Il faut donc opérer d’urgence. Vient une heure où prendre le pouls ne suffit plus ; il faut trancher. En 2024, le sacerdoce ne peut plus être assimilé à une nasse cléricale, même sacralisée, même sans cesse ravaudée. Plutôt à un espace de libre adhésion personnelle et de responsabilisation collective. En cela, le nouveau presbytérat sera non seulement novateur, mais approfondi et conforme aux origines. Et, de thérapeutiques, sa reformulation, sa refondation pourraient devenir prophétiques.

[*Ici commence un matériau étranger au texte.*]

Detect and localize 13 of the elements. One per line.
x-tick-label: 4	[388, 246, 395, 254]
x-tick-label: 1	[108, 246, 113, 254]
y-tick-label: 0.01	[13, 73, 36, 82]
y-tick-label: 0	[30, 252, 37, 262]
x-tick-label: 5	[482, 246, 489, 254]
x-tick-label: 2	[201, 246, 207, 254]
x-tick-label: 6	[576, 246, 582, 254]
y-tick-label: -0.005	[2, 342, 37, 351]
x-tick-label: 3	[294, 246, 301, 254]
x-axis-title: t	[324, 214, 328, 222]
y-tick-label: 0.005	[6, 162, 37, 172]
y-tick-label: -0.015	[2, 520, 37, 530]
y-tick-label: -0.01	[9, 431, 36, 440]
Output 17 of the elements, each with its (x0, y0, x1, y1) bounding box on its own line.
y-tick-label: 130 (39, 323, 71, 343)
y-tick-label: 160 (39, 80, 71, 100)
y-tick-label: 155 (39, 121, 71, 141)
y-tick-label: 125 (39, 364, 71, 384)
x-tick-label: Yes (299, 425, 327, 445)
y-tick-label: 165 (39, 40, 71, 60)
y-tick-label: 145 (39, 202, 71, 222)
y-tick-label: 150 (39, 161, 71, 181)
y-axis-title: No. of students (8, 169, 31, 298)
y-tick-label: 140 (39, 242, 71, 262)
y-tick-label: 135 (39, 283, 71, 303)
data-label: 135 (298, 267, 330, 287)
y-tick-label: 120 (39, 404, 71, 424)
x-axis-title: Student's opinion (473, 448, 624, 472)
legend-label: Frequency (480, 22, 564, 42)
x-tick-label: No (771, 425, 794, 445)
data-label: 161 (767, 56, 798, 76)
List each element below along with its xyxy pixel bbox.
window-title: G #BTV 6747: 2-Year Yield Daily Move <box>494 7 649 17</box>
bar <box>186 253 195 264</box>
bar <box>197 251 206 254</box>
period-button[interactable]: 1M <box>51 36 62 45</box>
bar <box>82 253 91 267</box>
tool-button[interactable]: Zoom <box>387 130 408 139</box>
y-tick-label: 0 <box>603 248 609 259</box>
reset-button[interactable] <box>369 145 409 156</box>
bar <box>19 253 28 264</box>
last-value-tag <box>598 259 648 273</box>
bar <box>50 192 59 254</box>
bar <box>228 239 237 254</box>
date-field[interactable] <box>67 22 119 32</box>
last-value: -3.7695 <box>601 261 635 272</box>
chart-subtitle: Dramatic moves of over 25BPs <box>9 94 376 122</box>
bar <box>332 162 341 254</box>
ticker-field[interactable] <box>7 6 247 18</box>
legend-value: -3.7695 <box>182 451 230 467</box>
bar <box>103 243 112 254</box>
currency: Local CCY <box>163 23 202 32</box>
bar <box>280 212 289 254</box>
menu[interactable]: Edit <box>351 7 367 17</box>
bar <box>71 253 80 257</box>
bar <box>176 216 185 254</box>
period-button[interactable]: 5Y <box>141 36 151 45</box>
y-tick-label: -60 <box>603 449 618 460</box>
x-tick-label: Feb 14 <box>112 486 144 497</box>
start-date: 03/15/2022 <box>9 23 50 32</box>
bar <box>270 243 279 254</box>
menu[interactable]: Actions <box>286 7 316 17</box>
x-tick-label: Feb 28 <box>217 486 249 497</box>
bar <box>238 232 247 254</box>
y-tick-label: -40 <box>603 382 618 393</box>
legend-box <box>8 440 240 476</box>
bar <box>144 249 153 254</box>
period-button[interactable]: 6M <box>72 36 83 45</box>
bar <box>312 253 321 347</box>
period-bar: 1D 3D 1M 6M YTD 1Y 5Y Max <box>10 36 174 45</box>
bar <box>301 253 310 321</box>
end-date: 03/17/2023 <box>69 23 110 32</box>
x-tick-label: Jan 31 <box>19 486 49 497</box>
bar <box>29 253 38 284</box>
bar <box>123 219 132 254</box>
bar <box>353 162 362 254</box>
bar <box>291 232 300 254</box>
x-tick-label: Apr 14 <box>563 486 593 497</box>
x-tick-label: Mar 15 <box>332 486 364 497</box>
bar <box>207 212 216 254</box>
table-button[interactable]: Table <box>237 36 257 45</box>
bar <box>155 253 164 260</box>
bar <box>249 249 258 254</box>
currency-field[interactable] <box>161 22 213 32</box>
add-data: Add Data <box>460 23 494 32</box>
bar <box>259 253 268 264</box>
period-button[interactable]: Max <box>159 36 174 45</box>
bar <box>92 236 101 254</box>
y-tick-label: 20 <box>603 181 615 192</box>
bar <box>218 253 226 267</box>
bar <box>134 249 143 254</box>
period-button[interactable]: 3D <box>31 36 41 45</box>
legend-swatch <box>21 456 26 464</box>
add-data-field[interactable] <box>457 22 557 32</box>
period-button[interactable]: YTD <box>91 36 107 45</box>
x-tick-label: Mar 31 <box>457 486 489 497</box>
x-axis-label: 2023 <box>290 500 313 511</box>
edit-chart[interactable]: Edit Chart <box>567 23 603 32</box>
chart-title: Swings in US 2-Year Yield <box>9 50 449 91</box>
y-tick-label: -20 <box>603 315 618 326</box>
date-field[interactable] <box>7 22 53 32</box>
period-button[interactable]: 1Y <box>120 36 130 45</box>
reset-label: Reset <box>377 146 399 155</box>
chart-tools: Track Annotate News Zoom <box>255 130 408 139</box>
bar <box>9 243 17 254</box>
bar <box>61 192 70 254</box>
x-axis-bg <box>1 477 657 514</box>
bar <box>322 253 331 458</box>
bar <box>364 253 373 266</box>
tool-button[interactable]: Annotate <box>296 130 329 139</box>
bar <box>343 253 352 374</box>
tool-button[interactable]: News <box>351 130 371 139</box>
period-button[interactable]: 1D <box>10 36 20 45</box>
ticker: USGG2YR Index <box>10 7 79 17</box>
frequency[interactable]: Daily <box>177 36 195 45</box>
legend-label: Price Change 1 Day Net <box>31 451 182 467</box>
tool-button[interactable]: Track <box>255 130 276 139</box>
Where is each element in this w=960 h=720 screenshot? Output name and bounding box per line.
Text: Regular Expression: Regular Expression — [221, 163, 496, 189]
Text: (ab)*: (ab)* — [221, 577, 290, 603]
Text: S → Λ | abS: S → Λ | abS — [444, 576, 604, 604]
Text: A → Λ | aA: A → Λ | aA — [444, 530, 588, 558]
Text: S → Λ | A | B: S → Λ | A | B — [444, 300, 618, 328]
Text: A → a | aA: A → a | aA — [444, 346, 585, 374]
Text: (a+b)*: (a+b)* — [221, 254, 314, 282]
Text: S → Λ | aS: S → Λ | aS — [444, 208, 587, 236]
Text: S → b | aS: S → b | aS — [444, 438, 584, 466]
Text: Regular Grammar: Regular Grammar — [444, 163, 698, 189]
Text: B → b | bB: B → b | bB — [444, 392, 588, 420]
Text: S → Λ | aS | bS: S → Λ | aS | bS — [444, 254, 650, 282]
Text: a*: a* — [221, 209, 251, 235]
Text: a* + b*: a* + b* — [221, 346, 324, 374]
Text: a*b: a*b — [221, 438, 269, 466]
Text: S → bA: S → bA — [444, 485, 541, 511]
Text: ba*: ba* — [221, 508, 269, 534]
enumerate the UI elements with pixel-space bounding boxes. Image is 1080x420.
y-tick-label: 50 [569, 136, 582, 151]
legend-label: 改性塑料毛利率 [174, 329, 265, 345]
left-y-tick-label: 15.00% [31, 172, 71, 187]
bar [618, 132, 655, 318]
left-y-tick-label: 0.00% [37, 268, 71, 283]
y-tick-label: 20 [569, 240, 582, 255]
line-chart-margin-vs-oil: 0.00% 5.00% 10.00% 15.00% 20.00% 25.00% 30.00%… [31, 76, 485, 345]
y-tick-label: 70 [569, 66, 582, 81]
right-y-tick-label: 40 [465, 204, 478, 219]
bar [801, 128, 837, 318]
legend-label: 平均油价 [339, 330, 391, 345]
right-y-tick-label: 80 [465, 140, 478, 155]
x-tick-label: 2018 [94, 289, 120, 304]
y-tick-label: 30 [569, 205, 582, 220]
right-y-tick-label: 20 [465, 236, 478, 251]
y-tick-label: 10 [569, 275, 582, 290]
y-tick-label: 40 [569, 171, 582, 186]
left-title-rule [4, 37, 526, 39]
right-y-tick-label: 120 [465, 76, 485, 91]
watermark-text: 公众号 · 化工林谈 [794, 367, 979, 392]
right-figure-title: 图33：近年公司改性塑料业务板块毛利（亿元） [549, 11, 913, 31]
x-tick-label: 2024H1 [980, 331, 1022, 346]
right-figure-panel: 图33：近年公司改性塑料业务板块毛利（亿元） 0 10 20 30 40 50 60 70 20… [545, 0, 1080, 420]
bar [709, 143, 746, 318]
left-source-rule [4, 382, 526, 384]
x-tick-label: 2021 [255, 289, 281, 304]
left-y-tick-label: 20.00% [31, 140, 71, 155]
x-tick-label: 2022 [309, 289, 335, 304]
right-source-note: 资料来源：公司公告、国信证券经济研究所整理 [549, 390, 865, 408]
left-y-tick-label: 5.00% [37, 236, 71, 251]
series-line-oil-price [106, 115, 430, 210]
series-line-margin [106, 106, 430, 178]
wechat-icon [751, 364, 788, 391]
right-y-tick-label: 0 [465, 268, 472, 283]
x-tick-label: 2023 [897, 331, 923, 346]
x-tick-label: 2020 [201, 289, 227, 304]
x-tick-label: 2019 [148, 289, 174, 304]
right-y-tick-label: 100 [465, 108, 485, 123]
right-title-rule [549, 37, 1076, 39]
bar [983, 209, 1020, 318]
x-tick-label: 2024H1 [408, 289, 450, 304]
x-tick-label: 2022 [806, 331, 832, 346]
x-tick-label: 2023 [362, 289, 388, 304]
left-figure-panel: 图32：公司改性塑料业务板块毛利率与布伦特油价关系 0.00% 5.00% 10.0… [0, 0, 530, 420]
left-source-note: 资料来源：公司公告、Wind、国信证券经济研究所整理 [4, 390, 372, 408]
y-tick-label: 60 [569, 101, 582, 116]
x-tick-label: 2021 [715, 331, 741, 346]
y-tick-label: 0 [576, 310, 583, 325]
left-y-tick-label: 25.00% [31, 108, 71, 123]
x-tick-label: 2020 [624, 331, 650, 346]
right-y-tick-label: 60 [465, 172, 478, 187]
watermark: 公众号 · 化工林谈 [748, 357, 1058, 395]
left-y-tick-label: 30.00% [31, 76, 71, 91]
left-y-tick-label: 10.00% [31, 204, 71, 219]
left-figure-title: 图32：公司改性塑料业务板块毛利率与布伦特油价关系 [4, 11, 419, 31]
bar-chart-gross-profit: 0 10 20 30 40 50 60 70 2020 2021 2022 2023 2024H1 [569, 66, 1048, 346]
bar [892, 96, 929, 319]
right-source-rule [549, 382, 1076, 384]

Le magistère doit donc dire quel mode d’existence et quel statut social conviennent le mieux aux clercs, non plus médiévaux, mais contemporains. Or, une fois admis que le service particulier du sacerdoce est de rendre visible le Christ, seul grand prêtre, Rome est maîtresse de tout le reste ! C’est plutôt libérateur, non ? Durant sa longue histoire, l’Eglise a eu la capacité de se réformer, au fil de nombreuses et décisives assemblées, depuis le premier concile à Jérusalem jusqu’à Vatican II… jusqu’au novateur synode allemand que le Vatican actuellement redoute et a tendance à court-circuiter. Pourtant, « crise » signifie non seulement danger mais aussi opportunité. Donc, non seulement déplorer mais réformer. Pour des ministères inédits, quitte à faire sauter certains verrous rouillés : « Tout ce que vous délierez sur la terre sera délié… On ne met pas du vin jeune dans de vieilles outres. » (Evangile selon Matthieu 18, 18 et 9,17).
Sinon, j’ai bien peur qu’une fois l’émotion retombée, le scandale oublié, les monuments débaptisés, tout continuera comme avant, alors que les déviances risquent de se prolonger en interne, sournoises, tacites, avec un excès de précautions dans les manœuvres séductrices voire une épidémie de suspicion généralisée vis-à-vis des prêtres rescapés, puisque le diagnostic n’aura pas été posé ni le mal, traité à la racine. Or, à la racine, il y a ce double vice structurel : la minorisation des femmes et la suspicion face à la sexualité humaine (hors procréation, s’entend.) Nietzsche l’avait déjà fort bien synthétisé : « Le christianisme a donné du poison à boire à Eros. Il n’en est pas mort mais a dégénéré en vice. » Ce vice multiforme qui finit par apparaître au grand jour sous de coruscantes auréoles et sous les Œuvres les plus respectables — et qui restent de toute façon inestimables.
Michel Bellin, écrivain et ex-prêtre.
Cet article a été inséré, en amont de ce post, dans le quotidien LE MONDE, sous un autre titre choisi par la Rédaction, le samedi 14 septembre 2024.